Harel wird nämlich mit der Medicus-Klinik in der kosovarischen Hauptstadt Pristina in Zusammenhang gebracht. Und dieses Spital steht im Zentrum von Untersuchungen über einen groß angelegten illegalen Organhandel. Seit dem Vorjahr ermitteln die Kosovaren gemeinsam mit der EU-Polizei- und Justizmission Eulex gegen Harel und andere Beteiligte, vorwiegend Ärzte. Auch ein türkischer Doktor befand sich unter den Verdächtigen. Die Vorwürfe reichen von illegaler Ausübung medizinischer Tätigkeit, über organisierte Kriminalität und Menschenhandel bis hin zu Betrug und Steuerhinterziehung.
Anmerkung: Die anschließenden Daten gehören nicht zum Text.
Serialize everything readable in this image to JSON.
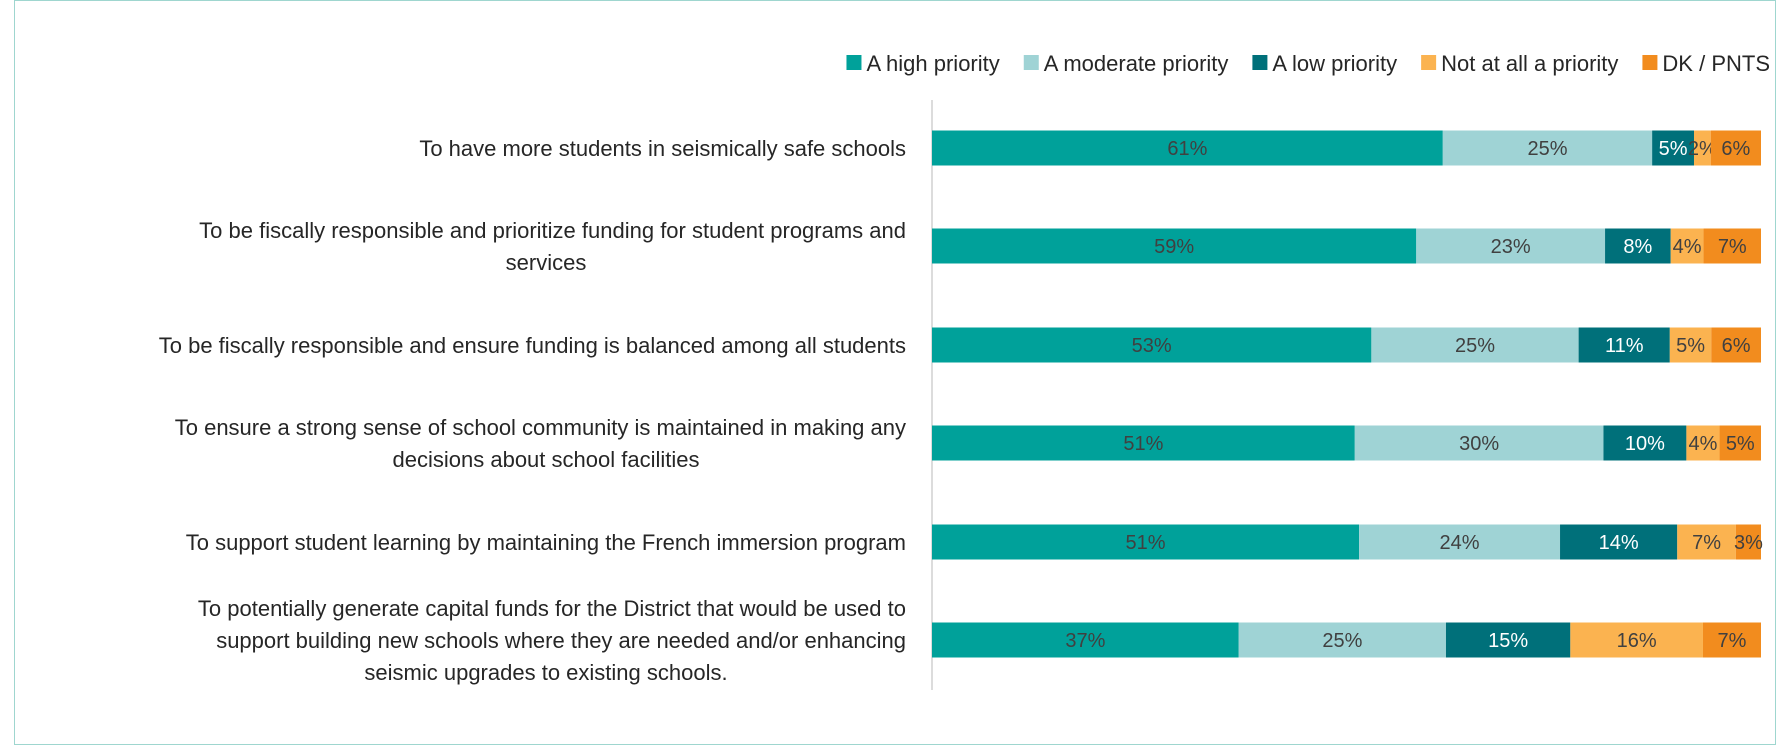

Was in der Medicus-Klinik in den untersuchten Jahren 2006 bis 2008 passierte, waren Verbrechen, die keine Grenzen kannten. Menschen aus der Türkei, Russland, Moldawien, Kasachstan wurden überredet, ihre Organe zu verkaufen. Ihren Transport in den Kosovo soll auch Harel organisiert haben.

Im Krankenhaus in Pristina wurden dann mindestens 30 illegale Nieren-Transplantationen vorgenommen. Den Spendern sollen ein paar tausend Euro versprochen gewesen sein, und um ein Zigfaches teurer wurden die Organe verkauft.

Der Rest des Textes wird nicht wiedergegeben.